U-net convolutional network was developed from the classic neural network.

The purpose of pixel-based classification is the same as in classic remote sensing picture classification, which is normally done using standard machine learning techniques. Semantic segmentation has two inputs, same as image classification.

  • A raster image including several bands,
  • Each pixel’s label is represented by a labeled picture.

Numerous segmentation algorithms exist, including U-net, Mask R-CNN, and Feature Pyramid Network (FPN), among others.

U-net architecture for semantic segmentation

U-net was created for neural network image segmentation and was the first to use it. Its design is roughly divided into two parts: an encoder network and a decoder network. Unlike classification, where the U-net network’s final output is the only thing that matters, semantic segmentation necessitates not just pixel-level discrimination but also a technique to construct the discriminative features learned at various stages of the encoder onto the image pixels.

  • In the architectural diagram, the encoder is the first half.

Before trained classification networks like VGG/ResNet, where convolution blocks are used to encode the input picture into feature representations at many levels, followed by max pool downsampling.

  • The architecture’s second half is the decoder.

The objective is to generate a dense classification by semantically projecting the encoder’s lower resolution onto the higher resolution. Upsampling and concatenation precede conventional convolution processes in the decoder.
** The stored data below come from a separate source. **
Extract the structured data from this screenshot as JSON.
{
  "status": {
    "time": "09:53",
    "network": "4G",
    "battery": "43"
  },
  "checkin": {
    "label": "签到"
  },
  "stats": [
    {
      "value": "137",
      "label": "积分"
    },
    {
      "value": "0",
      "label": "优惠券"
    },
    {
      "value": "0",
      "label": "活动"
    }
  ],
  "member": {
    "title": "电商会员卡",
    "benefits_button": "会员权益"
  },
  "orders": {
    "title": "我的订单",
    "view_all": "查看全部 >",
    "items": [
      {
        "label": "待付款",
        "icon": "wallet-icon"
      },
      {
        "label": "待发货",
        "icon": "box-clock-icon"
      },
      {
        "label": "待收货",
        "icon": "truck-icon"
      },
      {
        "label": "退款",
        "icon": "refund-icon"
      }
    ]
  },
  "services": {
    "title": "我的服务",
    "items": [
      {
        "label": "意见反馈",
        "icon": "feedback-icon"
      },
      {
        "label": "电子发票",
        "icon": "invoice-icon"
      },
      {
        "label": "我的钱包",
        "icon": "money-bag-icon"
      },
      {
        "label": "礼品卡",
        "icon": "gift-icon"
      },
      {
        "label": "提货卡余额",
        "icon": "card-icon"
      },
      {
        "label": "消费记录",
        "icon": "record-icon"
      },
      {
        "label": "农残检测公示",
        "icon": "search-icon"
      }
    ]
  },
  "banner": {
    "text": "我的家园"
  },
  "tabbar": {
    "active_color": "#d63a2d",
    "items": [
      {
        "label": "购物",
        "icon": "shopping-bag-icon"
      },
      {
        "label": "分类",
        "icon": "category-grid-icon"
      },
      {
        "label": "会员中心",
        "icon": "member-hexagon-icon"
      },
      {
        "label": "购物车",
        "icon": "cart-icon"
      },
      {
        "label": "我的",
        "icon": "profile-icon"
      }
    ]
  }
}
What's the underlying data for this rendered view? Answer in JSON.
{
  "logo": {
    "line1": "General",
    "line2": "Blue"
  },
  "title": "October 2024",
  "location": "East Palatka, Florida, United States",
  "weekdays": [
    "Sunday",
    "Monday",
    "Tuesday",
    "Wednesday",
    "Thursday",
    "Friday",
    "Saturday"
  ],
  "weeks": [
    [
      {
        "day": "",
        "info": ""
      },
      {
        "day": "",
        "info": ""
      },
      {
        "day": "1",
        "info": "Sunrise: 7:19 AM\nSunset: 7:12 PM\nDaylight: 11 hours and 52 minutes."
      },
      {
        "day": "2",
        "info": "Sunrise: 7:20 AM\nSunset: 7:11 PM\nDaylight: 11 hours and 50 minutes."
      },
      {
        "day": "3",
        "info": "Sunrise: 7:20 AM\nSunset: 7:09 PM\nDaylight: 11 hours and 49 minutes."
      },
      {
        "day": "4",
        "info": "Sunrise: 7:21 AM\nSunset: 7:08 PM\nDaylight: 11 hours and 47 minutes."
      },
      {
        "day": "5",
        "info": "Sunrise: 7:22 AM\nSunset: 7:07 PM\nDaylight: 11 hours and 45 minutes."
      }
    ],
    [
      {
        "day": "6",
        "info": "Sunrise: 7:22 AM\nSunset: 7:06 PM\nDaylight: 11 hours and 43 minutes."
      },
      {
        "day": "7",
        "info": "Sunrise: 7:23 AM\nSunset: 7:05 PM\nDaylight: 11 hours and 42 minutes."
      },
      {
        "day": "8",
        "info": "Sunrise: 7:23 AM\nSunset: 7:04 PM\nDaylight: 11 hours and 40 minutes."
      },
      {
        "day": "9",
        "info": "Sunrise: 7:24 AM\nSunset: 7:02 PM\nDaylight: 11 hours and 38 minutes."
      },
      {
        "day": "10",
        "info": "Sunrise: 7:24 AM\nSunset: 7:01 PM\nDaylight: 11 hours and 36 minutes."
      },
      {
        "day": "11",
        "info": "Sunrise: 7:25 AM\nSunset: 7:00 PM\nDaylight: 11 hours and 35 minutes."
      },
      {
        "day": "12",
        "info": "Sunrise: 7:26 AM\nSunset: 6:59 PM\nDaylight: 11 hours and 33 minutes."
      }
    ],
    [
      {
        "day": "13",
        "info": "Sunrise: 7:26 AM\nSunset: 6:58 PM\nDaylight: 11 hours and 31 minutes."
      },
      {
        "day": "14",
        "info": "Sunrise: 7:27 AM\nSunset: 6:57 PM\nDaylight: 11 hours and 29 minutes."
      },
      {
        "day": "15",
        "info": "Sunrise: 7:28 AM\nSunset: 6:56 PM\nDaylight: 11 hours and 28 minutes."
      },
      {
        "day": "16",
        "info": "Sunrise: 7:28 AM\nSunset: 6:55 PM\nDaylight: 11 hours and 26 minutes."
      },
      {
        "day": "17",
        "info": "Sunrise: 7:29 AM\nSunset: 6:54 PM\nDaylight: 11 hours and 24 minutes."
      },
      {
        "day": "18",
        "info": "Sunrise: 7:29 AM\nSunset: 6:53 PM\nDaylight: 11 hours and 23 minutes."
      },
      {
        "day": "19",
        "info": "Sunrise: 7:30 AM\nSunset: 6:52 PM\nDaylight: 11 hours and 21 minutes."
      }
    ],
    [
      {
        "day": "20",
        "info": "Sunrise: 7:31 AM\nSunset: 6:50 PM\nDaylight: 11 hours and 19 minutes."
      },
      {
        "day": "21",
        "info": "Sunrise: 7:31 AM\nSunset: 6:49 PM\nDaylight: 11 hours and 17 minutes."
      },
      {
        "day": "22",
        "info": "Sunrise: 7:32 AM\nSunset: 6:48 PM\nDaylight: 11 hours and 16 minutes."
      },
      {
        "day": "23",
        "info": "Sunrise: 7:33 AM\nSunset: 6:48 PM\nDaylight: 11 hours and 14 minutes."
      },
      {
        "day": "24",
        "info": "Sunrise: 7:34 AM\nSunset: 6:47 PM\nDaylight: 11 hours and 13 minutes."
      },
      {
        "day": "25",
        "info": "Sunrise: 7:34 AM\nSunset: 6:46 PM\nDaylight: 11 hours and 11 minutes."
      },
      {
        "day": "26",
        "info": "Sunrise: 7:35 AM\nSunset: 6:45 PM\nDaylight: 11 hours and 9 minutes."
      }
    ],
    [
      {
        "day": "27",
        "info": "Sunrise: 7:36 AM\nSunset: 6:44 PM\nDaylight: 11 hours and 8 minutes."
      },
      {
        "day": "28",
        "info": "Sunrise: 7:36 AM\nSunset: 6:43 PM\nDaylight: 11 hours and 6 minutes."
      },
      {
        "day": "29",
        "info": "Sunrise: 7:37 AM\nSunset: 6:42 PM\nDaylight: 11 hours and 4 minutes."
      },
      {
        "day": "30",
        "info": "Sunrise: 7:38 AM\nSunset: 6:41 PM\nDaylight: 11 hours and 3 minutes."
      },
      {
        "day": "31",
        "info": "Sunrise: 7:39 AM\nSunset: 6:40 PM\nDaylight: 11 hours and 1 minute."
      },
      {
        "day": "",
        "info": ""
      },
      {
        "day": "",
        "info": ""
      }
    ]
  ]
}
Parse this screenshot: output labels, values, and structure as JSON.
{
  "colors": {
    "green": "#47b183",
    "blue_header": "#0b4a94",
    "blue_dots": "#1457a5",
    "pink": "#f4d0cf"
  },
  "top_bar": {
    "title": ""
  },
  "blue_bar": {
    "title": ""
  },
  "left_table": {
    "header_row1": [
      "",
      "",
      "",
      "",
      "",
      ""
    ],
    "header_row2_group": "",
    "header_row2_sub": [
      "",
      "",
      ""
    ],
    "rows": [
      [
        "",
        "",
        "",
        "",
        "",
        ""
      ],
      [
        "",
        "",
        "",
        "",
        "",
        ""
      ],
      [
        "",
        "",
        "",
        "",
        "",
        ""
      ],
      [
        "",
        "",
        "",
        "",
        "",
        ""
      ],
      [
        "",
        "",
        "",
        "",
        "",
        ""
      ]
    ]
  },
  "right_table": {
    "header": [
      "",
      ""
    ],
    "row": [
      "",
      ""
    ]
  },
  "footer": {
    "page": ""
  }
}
Upsampling in CNN may be unfamiliar territory for those familiar with classification and object recognition architecture, but the concept is straightforward. We enlarge the feature dimensions because our idea is that we want to reconstruct the compressed image representation to the initial dimensions of the input picture.

  • Transposed convolution, upconvolution, and deconvolution are all terms used to describe upsampling.

We’d want to upsample it to make it the same size as the concatenation blocks. Both arrows indicate where we joined 2d image maps together. In this regard, the primary addition of U-Net is that, when upsampling in the network, we also concatenate that high res image features out from an encoder network with the exact features in order to learn representations with subsequent convolutions more effectively. We need a solid baseline from early phases to properly depict the localization because upsampling is a dense process.

To summarize, unlike classification, where the end result of a very deep network is the only thing that matters, semantic segmentation necessitates not only pixel-level discrimination but also a method to construct the discriminative features learned at different phases of the encoder onto to the pixel space.